Lou Reed Rock'n'Roll Animal Band 2

Voilà pour cette mouture initiale, idéale pour un vinyle et volontairement ramassée sur l’essentiel. Depuis, une autre version, sortie en 2000, sera complétée de deux autres titres de Berlin (« How Do You Think It Feels » et « Caroline Says I ») dont la principale utilité est de prolonger le plaisir, mais sans être indispensables pour autant. Rock’n’Roll Animal s’est très bien vendu et RCA ne va pas en rester là. Contre la volonté de Reed, il va publier l’année suivante Lou Reed Live, afin d’engranger un peu plus de pépettes. Et ça ne va pas louper, ce live issu du même concert va cartonner et s’installer parmi les plus gros succès de l’artiste. Même si l’attitude du label semble discutable, les fans ne peuvent que se réjouir de cette autre partie de concert tout aussi lumineuse, bien qu’un peu trop tubesque à mon goût.
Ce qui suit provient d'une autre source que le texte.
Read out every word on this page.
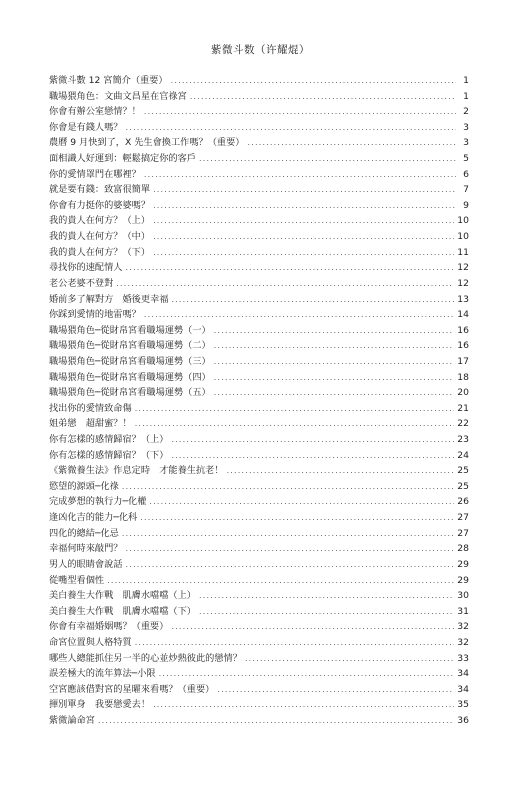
紫微斗数（许耀焜）
紫微斗數 12 宮簡介（重要） .....	1
職場猥角色：文曲文昌星在官祿宮 .....	1
你會有辦公室戀情？！ .....	2
你會是有錢人嗎？ .....	3
農曆 9 月快到了，X 先生會換工作嗎？（重要） .....	3
面相識人好運到：輕鬆搞定你的客戶 .....	5
你的愛情罩門在哪裡？ .....	6
就是要有錢：致富很簡單 .....	7
你會有力挺你的婆婆嗎？ .....	9
我的貴人在何方？（上） .....	10
我的貴人在何方？（中） .....	10
我的貴人在何方？（下） .....	11
尋找你的速配情人 .....	12
老公老婆不登對 .....	12
婚前多了解對方　婚後更幸福 .....	13
你踩到愛情的地雷嗎？ .....	14
職場猥角色─從財帛宮看職場運勢（一） .....	16
職場猥角色─從財帛宮看職場運勢（二） .....	16
職場猥角色─從財帛宮看職場運勢（三） .....	17
職場猥角色─從財帛宮看職場運勢（四） .....	18
職場猥角色─從財帛宮看職場運勢（五） .....	20
找出你的愛情致命傷 .....	21
姐弟戀　超甜蜜？！ .....	22
你有怎樣的感情歸宿？（上） .....	23
你有怎樣的感情歸宿？（下） .....	24
《紫微養生法》作息定時　才能養生抗老！ .....	25
慾望的源頭─化祿 .....	25
完成夢想的執行力─化權 .....	26
逢凶化吉的能力─化科 .....	27
四化的總結─化忌 .....	27
幸福何時來敲門？ .....	28
男人的眼睛會說話 .....	29
從嘴型看個性 .....	29
美白養生大作戰　肌膚水噹噹（上） .....	30
美白養生大作戰　肌膚水噹噹（下） .....	31
你會有幸福婚姻嗎？（重要） .....	32
命宮位置與人格特質 .....	32
哪些人總能抓住另一半的心並炒熱彼此的戀情？ .....	33
誤差極大的流年算法─小限 .....	34
空宮應該借對宮的星曜來看嗎？（重要） .....	34
揮別單身　我要戀愛去！ .....	35
紫微論命宮 .....	36
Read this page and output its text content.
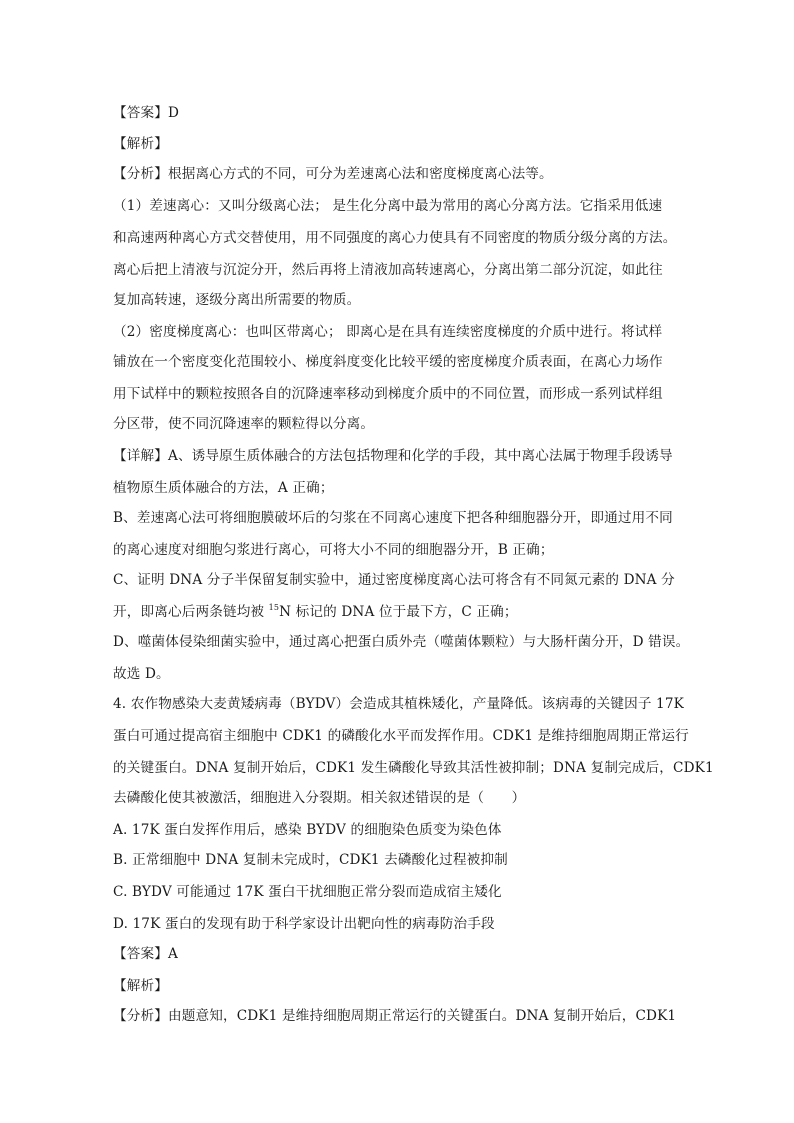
【答案】D
【解析】
【分析】根据离心方式的不同，可分为差速离心法和密度梯度离心法等。
（1）差速离心：又叫分级离心法； 是生化分离中最为常用的离心分离方法。它指采用低速
和高速两种离心方式交替使用，用不同强度的离心力使具有不同密度的物质分级分离的方法。
离心后把上清液与沉淀分开，然后再将上清液加高转速离心，分离出第二部分沉淀，如此往
复加高转速，逐级分离出所需要的物质。
（2）密度梯度离心：也叫区带离心； 即离心是在具有连续密度梯度的介质中进行。将试样
铺放在一个密度变化范围较小、梯度斜度变化比较平缓的密度梯度介质表面，在离心力场作
用下试样中的颗粒按照各自的沉降速率移动到梯度介质中的不同位置，而形成一系列试样组
分区带，使不同沉降速率的颗粒得以分离。
【详解】A、诱导原生质体融合的方法包括物理和化学的手段，其中离心法属于物理手段诱导
植物原生质体融合的方法，A 正确；
B、差速离心法可将细胞膜破坏后的匀浆在不同离心速度下把各种细胞器分开，即通过用不同
的离心速度对细胞匀浆进行离心，可将大小不同的细胞器分开，B 正确；
C、证明 DNA 分子半保留复制实验中，通过密度梯度离心法可将含有不同氮元素的 DNA 分
开，即离心后两条链均被 $^{15}$N 标记的 DNA 位于最下方，C 正确；
D、噬菌体侵染细菌实验中，通过离心把蛋白质外壳（噬菌体颗粒）与大肠杆菌分开，D 错误。
故选 D。
4. 农作物感染大麦黄矮病毒（BYDV）会造成其植株矮化，产量降低。该病毒的关键因子 17K
蛋白可通过提高宿主细胞中 CDK1 的磷酸化水平而发挥作用。CDK1 是维持细胞周期正常运行
的关键蛋白。DNA 复制开始后，CDK1 发生磷酸化导致其活性被抑制；DNA 复制完成后，CDK1
去磷酸化使其被激活，细胞进入分裂期。相关叙述错误的是（　　）
A. 17K 蛋白发挥作用后，感染 BYDV 的细胞染色质变为染色体
B. 正常细胞中 DNA 复制未完成时，CDK1 去磷酸化过程被抑制
C. BYDV 可能通过 17K 蛋白干扰细胞正常分裂而造成宿主矮化
D. 17K 蛋白的发现有助于科学家设计出靶向性的病毒防治手段
【答案】A
【解析】
【分析】由题意知，CDK1 是维持细胞周期正常运行的关键蛋白。DNA 复制开始后，CDK1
Pour moi, Rock’n’Roll Animal est unique et ne souffre en rien de la comparaison avec son petit frère qui, de son côté, n’atteindra jamais la notoriété et le culte porté à son aîné. Par la suite, Lou Reed, malade et ruiné, va entamer une nième descente aux enfers (bien corsée celle-là) qui l’amènera à mendier de l’argent à RCA et à leur promettre un nouveau Transformer. Ce sera le génial Coney Island Baby  (1976) qui rattrapera ses dérives destructrices et fera oublier le chaos de Metal Machine Music. Le grand Reed manque terriblement au paysage musical actuel, tellement lisse et formaté. Mais en y regardant de plus près, je ne pense pas qu’une chanson comme « Heroin » pourrait être publiée aujourd’hui. Alors, restons avec nos souvenirs de cette lointaine époque où la liberté de penser, d’écrire et de s’exprimer n’était pas un vain mot.